You will not give up who you are but instead let go of old, conditioned reactions so that you can respond to your partner from an empowered state. The goal is to eventually internalize these new ways of responding to become part of who you are at the core.
(3) Patience and determination.
It’s about more than getting quick results. You can’t change anyone else or get them to love you differently overnight, but bit by bit, your partner will start to see the changes and respond in kind (if they’re willing).
But if they’re not, it doesn’t mean you’ve failed, and what it means is that you’ve probably triggered feelings of insecurity or fear in your twin about being abandoned, rejected, controlled, suffocated, etc. And you’ll have to be patient while they work through these issues.
But again, if your twin isn’t willing to work with you, that’s a sign that this relationship is not spiritually aligned for you and that they may not be your twin flame or soulmate.
(4) A willingness to forgive, release resentment and let go of any desire to control your partner.
If you want this approach to work for you, you’ll have to do the inner work necessary to heal from past betrayals or disappointments with others so that you can let go of the need to control your partner and trust that they have your best interests at heart.
It is not about being a doormat but rather about loving yourself enough to be willing to respond differently in times of unease.

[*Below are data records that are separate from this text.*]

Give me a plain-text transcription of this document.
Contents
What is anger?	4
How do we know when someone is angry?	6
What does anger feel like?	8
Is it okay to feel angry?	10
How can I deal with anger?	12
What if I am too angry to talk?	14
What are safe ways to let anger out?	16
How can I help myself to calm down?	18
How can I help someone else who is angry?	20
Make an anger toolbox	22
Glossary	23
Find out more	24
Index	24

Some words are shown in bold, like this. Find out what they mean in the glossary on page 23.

Love has no room for getting others to behave in a certain way or prove their love through their actions, and it only requires you to respond in kind and give others the space to do the same.
(5) The willingness to show up and be present for your partner lovingly- even if they’re not doing the same for you.
If you’re not willing to be there for your twin flame no matter what, this is probably not for you. The techniques work because they create an emotional environment in which safety to be authentic and vulnerable exists. So if your partner feels that you’re frustratingly unavailable, it will trigger old fears about being abandoned or rejected — causing them to put up walls or distance themselves from you rather than risk exposing their true feelings and getting rejected or hurt. So if your twin flame wants to run, you will be unable to convince them that they should stay with words alone. They’ll either feel it in their heart — which will lead them back to you — or they won’t, which is a sign that the relationship isn’t for them.
(6) The willingness to not settle for less than your twin flame or soulmate — and to let go of the need to be right all the time.
But this isn’t about having an ego and judging other people. It is about embracing a new way of seeing things and relating with others that requires you to rise above any old patterns of ego-driven behavior. In other words, it’s about being willing to sacrifice your need to be suitable to create a loving, harmonious relationship that serves both parties. That doesn’t mean that you can’t have healthy boundaries or speak up when you’re not treated with respect — so long as you do so in a loving way that inspires others to respond with love.